FACES OF MATHEMATICS

Ken Brown

Professor Ken Brown

University of Glasgow

Ken Brown is Professor of Mathematics at Glasgow University. His research area is non-commutative ring theory, part of abstract or structural algebra. Non-commutative rings arise naturally as rings of operators or transformations on other structures, so that the theory has applications to other, related areas of mathematics. It has been enriched by new examples from the theory of quantum groups in mathematical physics, providing new territory for ring-theorists to explore and explain. Ken Brown's work has been in the classification and representation theory of non-commutative rings, where his acute insights have led to a deep understanding of their elegant and fascinating structure.

"I like to see how things fit together: you might see that some body of results bears some resemblance to some other body of results, and for no apparent reason, and you ask ``Why do these things look like these things?. There must be some deeper reason.'' Finding out these deeper reasons is the sort of thing that I like to do, rather than trying to prove something is true if and only if something else is true. I like that kind of result, but it is not really my favourite thing: I like big structures and theories. That is reflected in the way I do mathematics. I do mathematics by just trying to understand something, and the theorems fall out by osmosis, if it works...

"I do it because the structures are incredibly beautiful -- complicated is the wrong word, but they have lots of structure, so it's very elegant, and they're very hard to exhaust -- and certainly impossible for me to understand completely, so you always feel that you're learning more about these things.

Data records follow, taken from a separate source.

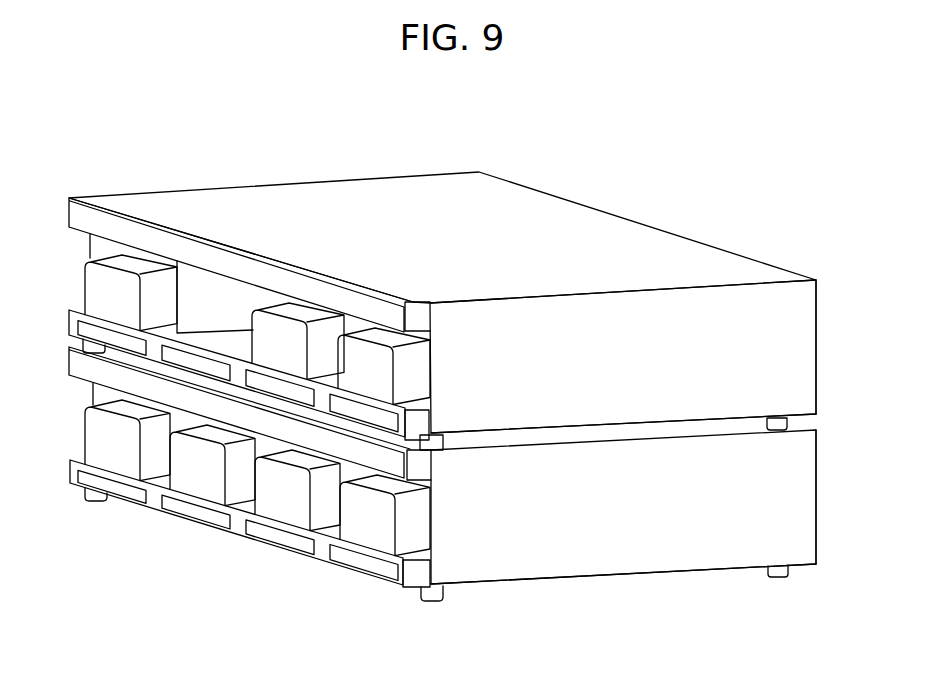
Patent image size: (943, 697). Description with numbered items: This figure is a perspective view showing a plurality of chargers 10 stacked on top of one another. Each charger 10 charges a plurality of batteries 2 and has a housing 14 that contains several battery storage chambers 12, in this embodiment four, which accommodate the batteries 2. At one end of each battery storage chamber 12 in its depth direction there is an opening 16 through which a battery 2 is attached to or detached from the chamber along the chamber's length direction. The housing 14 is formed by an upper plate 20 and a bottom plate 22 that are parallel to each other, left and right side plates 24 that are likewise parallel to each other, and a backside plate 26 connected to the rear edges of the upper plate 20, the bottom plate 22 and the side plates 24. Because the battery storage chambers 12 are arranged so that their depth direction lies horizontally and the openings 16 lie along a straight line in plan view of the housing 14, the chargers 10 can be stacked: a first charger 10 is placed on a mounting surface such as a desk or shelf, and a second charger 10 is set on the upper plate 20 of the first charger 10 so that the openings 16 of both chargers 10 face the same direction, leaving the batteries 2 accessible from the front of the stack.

The charger 10 is at (714, 194).
The housing 14 is at (513, 225).
The upper plate 20 is at (661, 409).
The side plate 24 is at (786, 303).
The backside plate 26 is at (817, 343).
The bottom plate 22 is at (650, 427).
The battery storage chamber 12 is at (246, 303).
The battery 2 is at (121, 262).
The opening 16 is at (207, 279).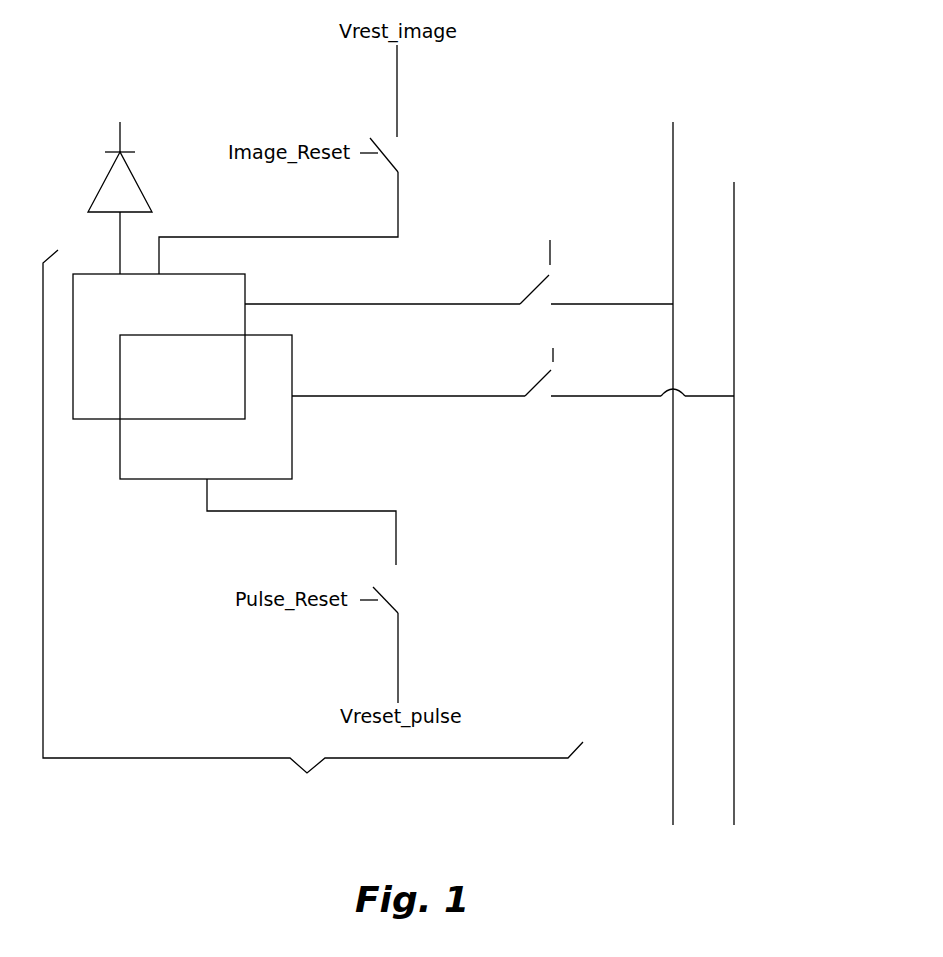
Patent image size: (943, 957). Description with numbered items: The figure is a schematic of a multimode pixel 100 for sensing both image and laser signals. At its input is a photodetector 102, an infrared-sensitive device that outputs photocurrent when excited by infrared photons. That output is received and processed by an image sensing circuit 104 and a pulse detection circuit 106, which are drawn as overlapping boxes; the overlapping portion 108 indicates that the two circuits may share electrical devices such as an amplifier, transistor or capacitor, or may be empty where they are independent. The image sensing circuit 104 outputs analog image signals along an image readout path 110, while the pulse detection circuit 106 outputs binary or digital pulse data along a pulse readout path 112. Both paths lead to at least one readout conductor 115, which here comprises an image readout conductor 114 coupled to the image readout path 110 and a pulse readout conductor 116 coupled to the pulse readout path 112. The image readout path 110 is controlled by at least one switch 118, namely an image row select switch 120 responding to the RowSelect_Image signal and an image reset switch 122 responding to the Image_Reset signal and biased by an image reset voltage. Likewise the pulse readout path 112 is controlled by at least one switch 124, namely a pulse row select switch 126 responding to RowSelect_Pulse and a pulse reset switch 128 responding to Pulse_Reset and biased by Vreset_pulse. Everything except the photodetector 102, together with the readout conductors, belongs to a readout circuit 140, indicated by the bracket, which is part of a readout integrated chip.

The multimode pixel 100 is at (144, 66).
The photodetector 102 is at (141, 190).
The image sensing circuit 104 is at (247, 287).
The pulse detection circuit 106 is at (118, 451).
The overlapping portion 108 is at (160, 372).
The image readout path 110 is at (412, 303).
The pulse readout path 112 is at (408, 395).
The image readout conductor 114 is at (672, 794).
The readout conductor 115 is at (703, 832).
The pulse readout conductor 116 is at (734, 802).
The switch 118 is at (407, 151).
The image row select switch 120 is at (550, 277).
The image reset switch 122 is at (380, 144).
The switch 124 is at (543, 403).
The pulse row select switch 126 is at (553, 372).
The pulse reset switch 128 is at (376, 585).
The readout circuit 140 is at (313, 525).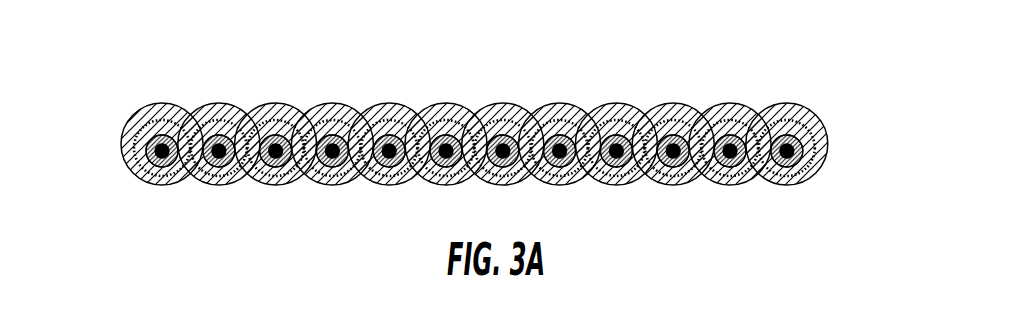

And I suppose the other reason why I think they're interesting to me, is that I have a body of theory and technique coming from non-commutative noetherian rings, which is very different from the things coming from physics, or from Lie theory, or even from representation theory -- so you feel that you have something to contribute.

"People think that what we do is very abstract, and they're right: but to us, if we're doing it right, it shouldn't seem abstract, it should seem concrete, because you're actually working with these concrete gadgets in order to prove abstract things about them."